Surrounded by buildings, the pilot saw hope: a sports complex with six flat, well-groomed playing fields. He maneuvered for the forced landing—only to discover all six fields were occupied. As the aircraft touched down between a minor league baseball stadium and a soccer field, the Skywagon’s left wing collided with a chain link fence, causing it to strike a concrete embankment and cartwheel to the left.
During the collision, the engine assembly was torn from the airplane, causing a brief flash fire. The outboard portion of the left wing was severed. Despite the substantial damage, the pilot and one of the passengers walked away uninjured. The other two passengers, while hurt in the crash, escaped major injury. No one on the ground was hurt.
NTSB examiners discovered that the Skywagon’s right fuel tank was essentially dry. The left tank, however, yielded 30 gallons of perfectly good avgas.

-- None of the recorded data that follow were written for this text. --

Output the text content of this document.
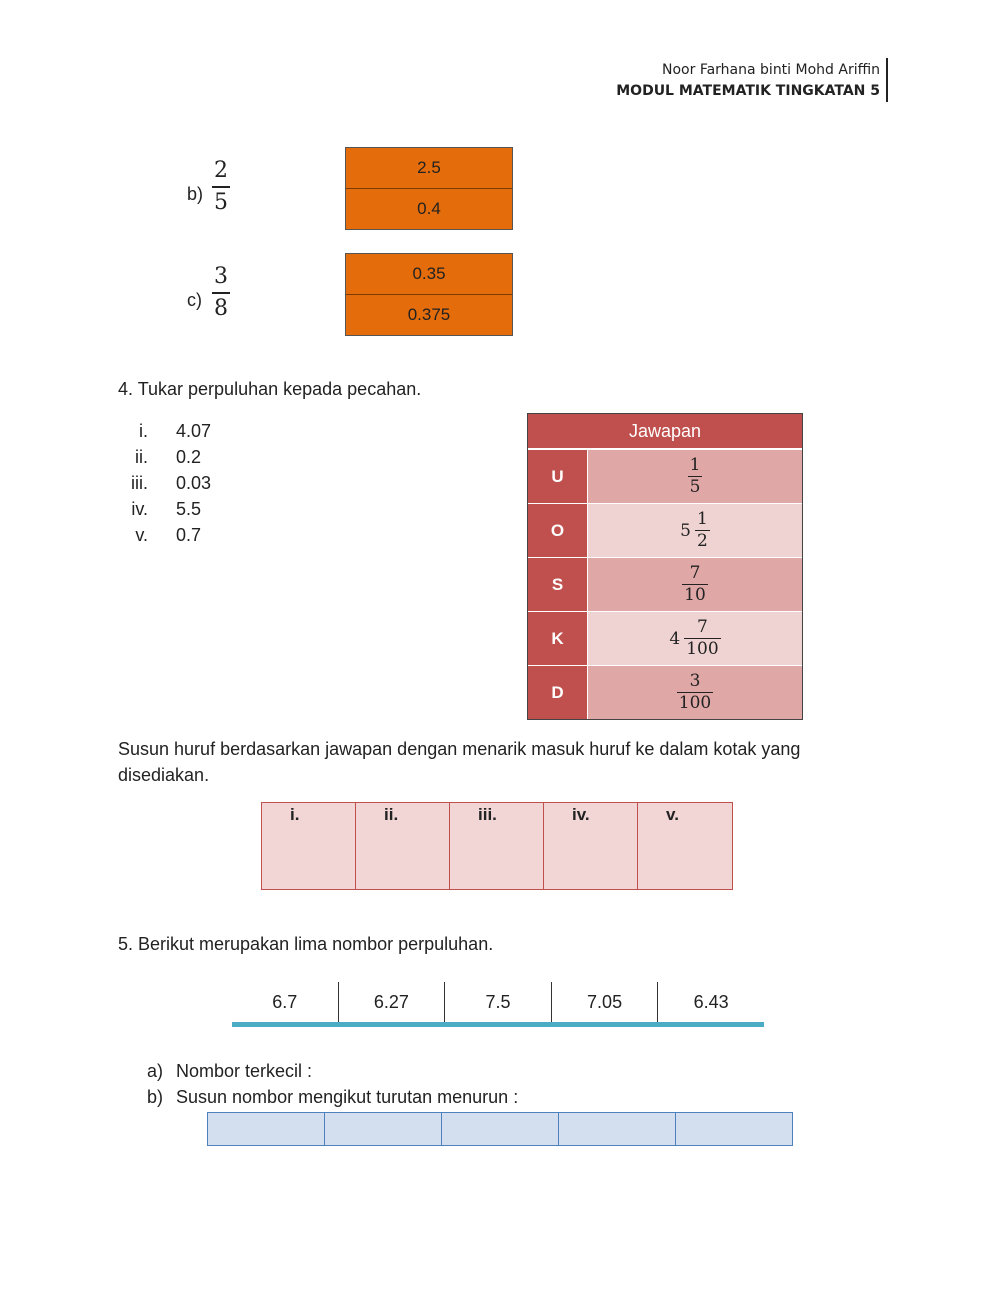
Noor Farhana binti Mohd Ariffin
MODUL MATEMATIK TINGKATAN 5
$b) \frac{2}{5}$	2.5
0.4
$c) \frac{3}{8}$	0.35
0.375
4. Tukar perpuluhan kepada pecahan.
i.	4.07
ii.	0.2
iii.	0.03
iv.	5.5
v.	0.7
Jawapan
U	$\frac{1}{5}$
O	$5 \frac{1}{2}$
S	$\frac{7}{10}$
K	$4 \frac{7}{100}$
D	$\frac{3}{100}$
Susun huruf berdasarkan jawapan dengan menarik masuk huruf ke dalam kotak yang disediakan.
i.	ii.	iii.	iv.	v.
5. Berikut merupakan lima nombor perpuluhan.
6.7	6.27	7.5	7.05	6.43
a) Nombor terkecil :
b) Susun nombor mengikut turutan menurun :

The pilot reported that he routinely flew the accident route using only the right tank, with the left tank considered reserve. Another pilot had flown the accident airplane prior to the Anchorage flight, and typically line service personnel would fill the right fuel tank prior to the next flight.
The pilot admitted that he did not visually check the fuel quantity in the right tank before departing. When asked if he attempted to switch the fuel selector valve from the right tank to the left at any point in the flight, the pilot responded “no.”

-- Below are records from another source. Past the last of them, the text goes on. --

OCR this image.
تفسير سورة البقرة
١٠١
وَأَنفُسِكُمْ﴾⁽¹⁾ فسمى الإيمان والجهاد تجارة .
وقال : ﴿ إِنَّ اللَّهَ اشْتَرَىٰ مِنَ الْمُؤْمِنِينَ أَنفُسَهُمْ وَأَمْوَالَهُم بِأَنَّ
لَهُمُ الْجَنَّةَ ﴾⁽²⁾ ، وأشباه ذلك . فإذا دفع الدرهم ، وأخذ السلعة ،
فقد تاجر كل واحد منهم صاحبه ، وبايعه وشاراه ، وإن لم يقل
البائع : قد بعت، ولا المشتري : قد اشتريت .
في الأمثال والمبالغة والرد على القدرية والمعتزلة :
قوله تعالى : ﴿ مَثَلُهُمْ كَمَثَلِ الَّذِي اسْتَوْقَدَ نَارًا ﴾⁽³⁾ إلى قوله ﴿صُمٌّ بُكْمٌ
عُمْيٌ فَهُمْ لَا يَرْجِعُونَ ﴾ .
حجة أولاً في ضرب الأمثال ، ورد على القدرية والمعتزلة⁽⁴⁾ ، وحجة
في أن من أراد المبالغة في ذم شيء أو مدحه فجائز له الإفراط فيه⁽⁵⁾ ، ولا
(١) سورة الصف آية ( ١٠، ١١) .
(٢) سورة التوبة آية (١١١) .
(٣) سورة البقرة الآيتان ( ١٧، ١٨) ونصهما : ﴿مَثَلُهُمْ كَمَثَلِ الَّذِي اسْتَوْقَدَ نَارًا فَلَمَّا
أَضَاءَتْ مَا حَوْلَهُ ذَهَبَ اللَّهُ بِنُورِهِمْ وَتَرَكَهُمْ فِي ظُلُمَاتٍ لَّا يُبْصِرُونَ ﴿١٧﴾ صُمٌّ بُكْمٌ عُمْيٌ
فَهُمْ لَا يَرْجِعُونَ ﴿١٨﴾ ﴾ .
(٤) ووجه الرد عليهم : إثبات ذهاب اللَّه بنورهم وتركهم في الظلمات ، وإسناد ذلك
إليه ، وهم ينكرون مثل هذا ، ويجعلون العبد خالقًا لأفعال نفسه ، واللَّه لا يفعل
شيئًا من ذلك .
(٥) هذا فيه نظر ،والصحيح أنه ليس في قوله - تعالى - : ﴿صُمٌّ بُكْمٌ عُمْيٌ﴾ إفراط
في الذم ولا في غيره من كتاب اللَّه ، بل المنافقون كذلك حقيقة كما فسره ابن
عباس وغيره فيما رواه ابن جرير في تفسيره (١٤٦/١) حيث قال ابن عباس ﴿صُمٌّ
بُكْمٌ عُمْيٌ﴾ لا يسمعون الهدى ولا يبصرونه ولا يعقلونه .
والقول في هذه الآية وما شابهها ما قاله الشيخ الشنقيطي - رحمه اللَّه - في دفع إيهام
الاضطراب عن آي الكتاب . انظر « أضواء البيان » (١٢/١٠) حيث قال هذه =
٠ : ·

The NTSB determined that the accident was caused by the pilot’s incorrect positioning of the fuel tank selector valve to a nearly empty tank, which resulted in a loss of engine power due to fuel starvation, and subsequent emergency landing at an off-airport site. Factors associated with the accident were the pilot’s inadequate preflight inspection and his inadequate remedial action.
The pilot managed to pull off an emergency landing in an urban environment without major injury to the aircraft occupants or the hundreds of bystanders assembled on the playing fields. No small task, to be certain. But the potential for catastrophe was huge for such an easily preventable accident. Pilots shouldn’t allow routine to breed complacency. We should check and double check, no matter how sure we are of the outcome. Assumptions during preflight or when troubleshooting a sputtering engine could easily be our undoing, just as the “unloaded” gun tends to be the most dangerous.